Empresas podem ser punidas por burnout de funcionários
Empresas podem ser punidas por burnout de funcionários. Um projeto de lei em análise na Câmara dos Deputados propõe alterar a Consolidação das Leis do Trabalho (CLT) para tornar obrigatória a prevenção de riscos psicossociais, incluindo estresse crônico, ansiedade, depressão e síndrome de burnout. Caso aprovado, empregadores que negligenciarem essas medidas poderão ser responsabilizados civil e administrativamente.
Projeto de lei amplia deveres na CLT
A proposta, já aprovada na Comissão de Saúde, acrescenta os riscos psicossociais ao rol de fatores que devem ser monitorados pelas empresas, equiparando-os às exigências de segurança física e medicina do trabalho. O texto segue agora para as comissões de Trabalho e de Constituição e Justiça e de Cidadania antes de chegar ao plenário da Câmara e, posteriormente, ao Senado.

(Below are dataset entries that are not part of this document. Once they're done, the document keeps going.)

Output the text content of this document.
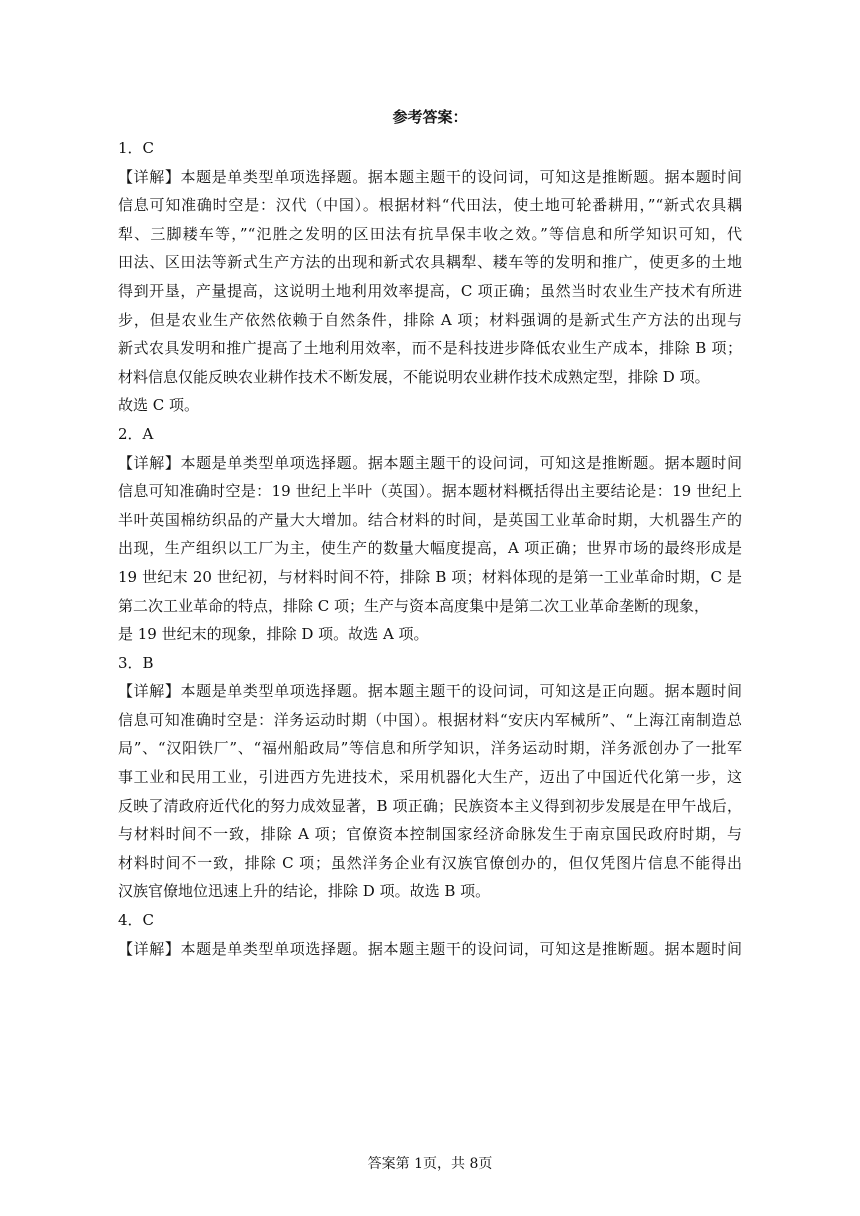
参考答案：
1．C
【详解】本题是单类型单项选择题。据本题主题干的设问词，可知这是推断题。据本题时间
信息可知准确时空是：汉代（中国）。根据材料“代田法，使土地可轮番耕用，”“新式农具耦
犁、三脚耧车等，”“氾胜之发明的区田法有抗旱保丰收之效。”等信息和所学知识可知，代
田法、区田法等新式生产方法的出现和新式农具耦犁、耧车等的发明和推广，使更多的土地
得到开垦，产量提高，这说明土地利用效率提高，C 项正确；虽然当时农业生产技术有所进
步，但是农业生产依然依赖于自然条件，排除 A 项；材料强调的是新式生产方法的出现与
新式农具发明和推广提高了土地利用效率，而不是科技进步降低农业生产成本，排除 B 项；
材料信息仅能反映农业耕作技术不断发展，不能说明农业耕作技术成熟定型，排除 D 项。
故选 C 项。
2．A
【详解】本题是单类型单项选择题。据本题主题干的设问词，可知这是推断题。据本题时间
信息可知准确时空是：19 世纪上半叶（英国）。据本题材料概括得出主要结论是：19 世纪上
半叶英国棉纺织品的产量大大增加。结合材料的时间，是英国工业革命时期，大机器生产的
出现，生产组织以工厂为主，使生产的数量大幅度提高，A 项正确；世界市场的最终形成是
19 世纪末 20 世纪初，与材料时间不符，排除 B 项；材料体现的是第一工业革命时期，C 是
第二次工业革命的特点，排除 C 项；生产与资本高度集中是第二次工业革命垄断的现象，
是 19 世纪末的现象，排除 D 项。故选 A 项。
3．B
【详解】本题是单类型单项选择题。据本题主题干的设问词，可知这是正向题。据本题时间
信息可知准确时空是：洋务运动时期（中国）。根据材料“安庆内军械所”、“上海江南制造总
局”、“汉阳铁厂”、“福州船政局”等信息和所学知识，洋务运动时期，洋务派创办了一批军
事工业和民用工业，引进西方先进技术，采用机器化大生产，迈出了中国近代化第一步，这
反映了清政府近代化的努力成效显著，B 项正确；民族资本主义得到初步发展是在甲午战后，
与材料时间不一致，排除 A 项；官僚资本控制国家经济命脉发生于南京国民政府时期，与
材料时间不一致，排除 C 项；虽然洋务企业有汉族官僚创办的，但仅凭图片信息不能得出
汉族官僚地位迅速上升的结论，排除 D 项。故选 B 项。
4．C
【详解】本题是单类型单项选择题。据本题主题干的设问词，可知这是推断题。据本题时间
答案第 1页，共 8页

Medidas preventivas obrigatórias
De acordo com o substitutivo apresentado pela relatora, as organizações precisarão implementar programas internos capazes de:
• Identificar e avaliar situações de sobrecarga de tarefas, jornadas extensas e pressão excessiva por resultados;
• Reduzir ou eliminar fatores de risco por meio da reorganização de turnos, revisão de metas e adaptação de funções;
• Monitorar continuamente rotinas de trabalho e relações profissionais;
• Manter canais permanentes – inclusive anônimos – para relatos de problemas que afetem a saúde mental.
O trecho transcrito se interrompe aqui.